YOUNG VOICES: Mali is another al-Qaeda battleground

2013-04-01T00:00:00Z YOUNG VOICES: Mali is another al-Qaeda battlegroundBy Phillip Arteaga
April 01, 2013 12:00 am  • 

Have you ever heard of the expression “out in Timbuktu”? In case you did not know, Timbuktu is a city in Mali, a former French colony, that has been in the news recently. March marked the third month of French military involvement in Mali.

In late February, the United States sent 100 military personnel to neighboring Niger to set up a drone base.

The conflict in Mali began about one year ago when a military coup took over the Mali government but was not able to consolidate control over the whole country. As a result, al-Qaeda militants were able to cross the border from Algeria and took over the northern part of the country and implemented Islamic law.

When al-Qaeda started to move south, France and the Economic Community of Western African States sent soldiers there.

Mali is a nation in western Africa that became independent from France in 1960 and had a fairly stable government until the military overthrow in March 2012. The soldiers were unhappy with the government’s support in the military battle with the Tuareg, a native ethnic group in the north of the country.

Mali is divided between Muslims in the north and non-Muslims in the south. Without a government, the Tuareg gained control of the north. However, the Tuareg were helped by some members of the Islamist Mahjreb, and soon, the Tuareg fled to nearby countries.
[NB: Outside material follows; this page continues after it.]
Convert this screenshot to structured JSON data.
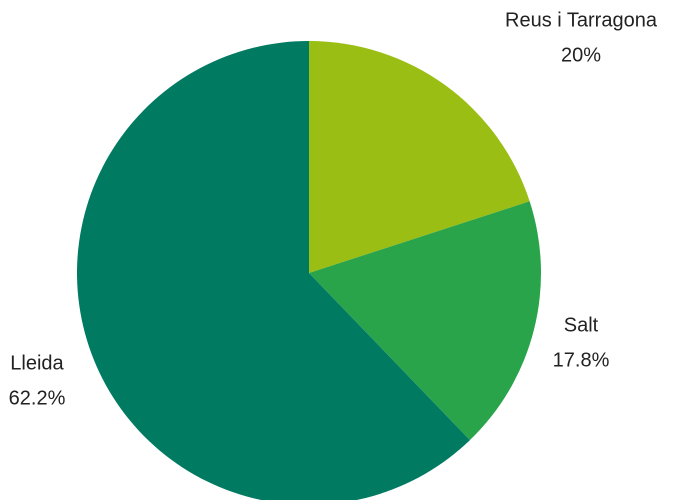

Since this conflict began, nearly 350,000 people have been displaced. The French and African soldiers have pushed the al-Qaeda to the north where the militants have hidden in caves in the mountains. However, the French forces keep running into trouble with jihadist groups, who have had experience fighting form their time in Libya and Afghanistan. The U.S. has aided the French by supplying transport planes and now the drone base.

However, the French do not want to be there permanently. It has already cost the French government over $95 million in three months. They currently have 4,000 troops in Mali. The French government has called for a U.N. peacekeeping force to take over.

I do not think it will be very easy for the French to leave Mali. Even when the French leave, the battle will be difficult for the U.N. peacekeepers. Mali's geography makes it easy for groups to attack and retreat into the mountains.

Whether it is France or the U.N. peacekeepers in Mali, will they prevent terrorist attacks or agitate al-Qaeda and the other militants, leading to more terrorist attacks?

Another question is, since France is battling al-Qaeda, will this lead to repercussions in France? Finally, the U.S. has so far only provided support to the French. What will happen when the French leave?

Phillip Arteaga of Munster is a freshman at Purdue University Calumet. The opinions are the writer's.